Time Period3 Months [change]
DirectionMoves Together 
StrengthVery Weak
Accuracy100.0%
ValuesDaily Returns

Wolfspeed  vs.  nLIGHT Inc

 Performance 
       Timeline  
Wolfspeed 

Risk-Adjusted Performance

0 of 100

 
Weak
 
Strong
Weak
Over the last 90 days Wolfspeed has generated negative risk-adjusted returns adding no value to investors with long positions. Despite nearly stable essential indicators, Wolfspeed is not utilizing all of its potentials. The recent stock price disturbance, may contribute to mid-run losses for the stockholders.
nLIGHT Inc 

Risk-Adjusted Performance

0 of 100

 
Weak
 
Strong
Very Weak
Over the last 90 days nLIGHT Inc has generated negative risk-adjusted returns adding no value to investors with long positions.

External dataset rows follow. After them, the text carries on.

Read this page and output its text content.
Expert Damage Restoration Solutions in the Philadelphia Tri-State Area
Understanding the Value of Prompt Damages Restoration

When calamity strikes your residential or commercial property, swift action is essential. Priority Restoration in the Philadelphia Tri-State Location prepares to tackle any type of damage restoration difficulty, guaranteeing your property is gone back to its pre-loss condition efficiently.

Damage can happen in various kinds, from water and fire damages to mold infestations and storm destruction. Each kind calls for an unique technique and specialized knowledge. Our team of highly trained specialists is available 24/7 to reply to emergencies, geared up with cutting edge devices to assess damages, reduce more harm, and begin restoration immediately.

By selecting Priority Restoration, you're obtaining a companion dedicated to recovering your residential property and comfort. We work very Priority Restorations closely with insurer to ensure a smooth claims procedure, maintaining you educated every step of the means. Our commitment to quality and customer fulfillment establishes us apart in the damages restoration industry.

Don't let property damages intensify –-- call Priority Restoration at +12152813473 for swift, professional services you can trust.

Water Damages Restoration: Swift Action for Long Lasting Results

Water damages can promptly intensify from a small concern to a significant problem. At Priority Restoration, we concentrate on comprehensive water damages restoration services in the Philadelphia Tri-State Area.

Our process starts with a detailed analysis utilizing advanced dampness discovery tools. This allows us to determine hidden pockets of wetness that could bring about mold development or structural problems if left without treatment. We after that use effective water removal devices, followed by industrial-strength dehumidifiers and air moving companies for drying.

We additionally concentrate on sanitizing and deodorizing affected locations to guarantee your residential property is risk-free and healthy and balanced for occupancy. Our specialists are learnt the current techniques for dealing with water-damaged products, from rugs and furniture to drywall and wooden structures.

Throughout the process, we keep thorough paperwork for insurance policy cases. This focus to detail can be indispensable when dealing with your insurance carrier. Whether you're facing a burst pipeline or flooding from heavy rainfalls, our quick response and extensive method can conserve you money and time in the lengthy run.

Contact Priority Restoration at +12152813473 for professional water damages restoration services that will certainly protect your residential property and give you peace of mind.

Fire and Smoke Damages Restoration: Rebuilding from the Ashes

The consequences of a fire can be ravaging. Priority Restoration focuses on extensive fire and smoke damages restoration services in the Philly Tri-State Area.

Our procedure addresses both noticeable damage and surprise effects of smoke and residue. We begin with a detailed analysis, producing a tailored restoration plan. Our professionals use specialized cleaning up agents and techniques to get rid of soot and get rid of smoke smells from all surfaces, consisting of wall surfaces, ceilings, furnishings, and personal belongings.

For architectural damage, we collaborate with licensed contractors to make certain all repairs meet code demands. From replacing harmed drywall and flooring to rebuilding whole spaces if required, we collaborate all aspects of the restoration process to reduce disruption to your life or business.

Even with relatively invariable basic indicators, NLIGHT is not utilizing all of its potentials. The current stock price agitation, may contribute to short-term losses for the retail investors.

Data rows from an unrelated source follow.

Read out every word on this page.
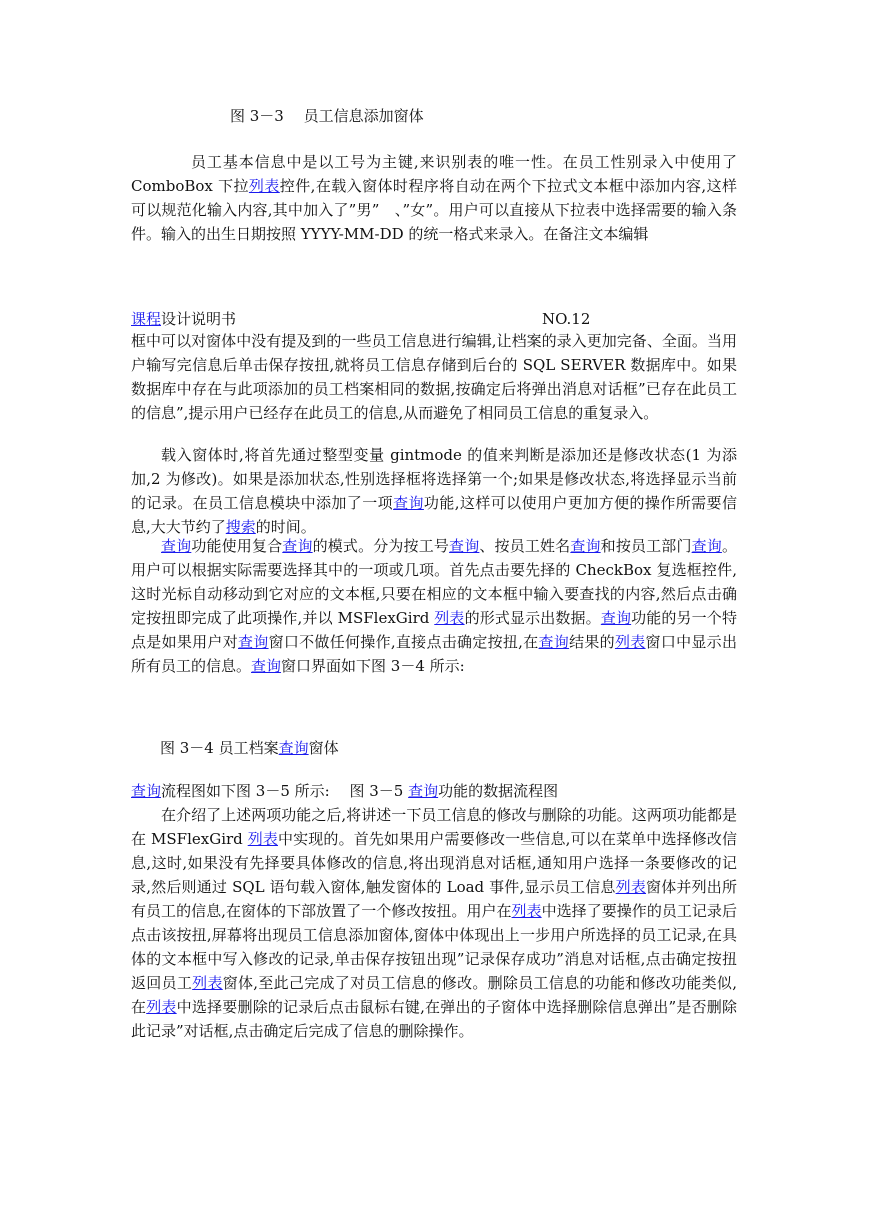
图 3－3　 员工信息添加窗体

员工基本信息中是以工号为主键,来识别表的唯一性。在员工性别录入中使用了 ComboBox 下拉列表控件,在载入窗体时程序将自动在两个下拉式文本框中添加内容,这样可以规范化输入内容,其中加入了”男”　、”女”。用户可以直接从下拉表中选择需要的输入条件。输入的出生日期按照 YYYY-MM-DD 的统一格式来录入。在备注文本编辑

课程设计说明书	NO.12

框中可以对窗体中没有提及到的一些员工信息进行编辑,让档案的录入更加完备、全面。当用户输写完信息后单击保存按扭,就将员工信息存储到后台的 SQL SERVER 数据库中。如果数据库中存在与此项添加的员工档案相同的数据,按确定后将弹出消息对话框”已存在此员工的信息”,提示用户已经存在此员工的信息,从而避免了相同员工信息的重复录入。

载入窗体时,将首先通过整型变量 gintmode 的值来判断是添加还是修改状态(1 为添加,2 为修改)。如果是添加状态,性别选择框将选择第一个;如果是修改状态,将选择显示当前的记录。在员工信息模块中添加了一项查询功能,这样可以使用户更加方便的操作所需要信息,大大节约了搜索的时间。

查询功能使用复合查询的模式。分为按工号查询、按员工姓名查询和按员工部门查询。用户可以根据实际需要选择其中的一项或几项。首先点击要先择的 CheckBox 复选框控件,这时光标自动移动到它对应的文本框,只要在相应的文本框中输入要查找的内容,然后点击确定按扭即完成了此项操作,并以 MSFlexGird 列表的形式显示出数据。查询功能的另一个特点是如果用户对查询窗口不做任何操作,直接点击确定按扭,在查询结果的列表窗口中显示出所有员工的信息。查询窗口界面如下图 3－4 所示:

图 3－4 员工档案查询窗体
查询流程图如下图 3－5 所示:　 图 3－5 查询功能的数据流程图

在介绍了上述两项功能之后,将讲述一下员工信息的修改与删除的功能。这两项功能都是在 MSFlexGird 列表中实现的。首先如果用户需要修改一些信息,可以在菜单中选择修改信息,这时,如果没有先择要具体修改的信息,将出现消息对话框,通知用户选择一条要修改的记录,然后则通过 SQL 语句载入窗体,触发窗体的 Load 事件,显示员工信息列表窗体并列出所有员工的信息,在窗体的下部放置了一个修改按扭。用户在列表中选择了要操作的员工记录后点击该按扭,屏幕将出现员工信息添加窗体,窗体中体现出上一步用户所选择的员工记录,在具体的文本框中写入修改的记录,单击保存按钮出现”记录保存成功”消息对话框,点击确定按扭返回员工列表窗体,至此己完成了对员工信息的修改。删除员工信息的功能和修改功能类似,在列表中选择要删除的记录后点击鼠标右键,在弹出的子窗体中选择删除信息弹出”是否删除此记录”对话框,点击确定后完成了信息的删除操作。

Wolfspeed and NLIGHT Volatility Contrast

   Predicted Return Density   
       Returns  

Pair Trading with Wolfspeed and NLIGHT

The main advantage of trading using opposite Wolfspeed and NLIGHT positions is that it hedges away some unsystematic risk. Because of two separate transactions, even if Wolfspeed position performs unexpectedly, NLIGHT can make up some of the losses. Pair trading also minimizes risk from directional movements in the market. For example, if an entire industry or sector drops because of unexpected headlines, the short position in NLIGHT will offset losses from the drop in NLIGHT's long position.
The idea behind Wolfspeed and nLIGHT Inc pairs trading is to make the combined position market-neutral, meaning the overall market's direction will not affect its win or loss (or potential downside or upside). This can be achieved by designing a pairs trade with two highly correlated stocks or equities that operate in a similar space or sector, making it possible to obtain profits through simple and relatively low-risk investment.
Check out your portfolio center.
Note that this page's information should be used as a complementary analysis to find the right mix of equity instruments to add to your existing portfolios or create a brand new portfolio. You can also try the Theme Ratings module to determine theme ratings based on digital equity recommendations. Macroaxis theme ratings are based on combination of fundamental analysis and risk-adjusted market performance.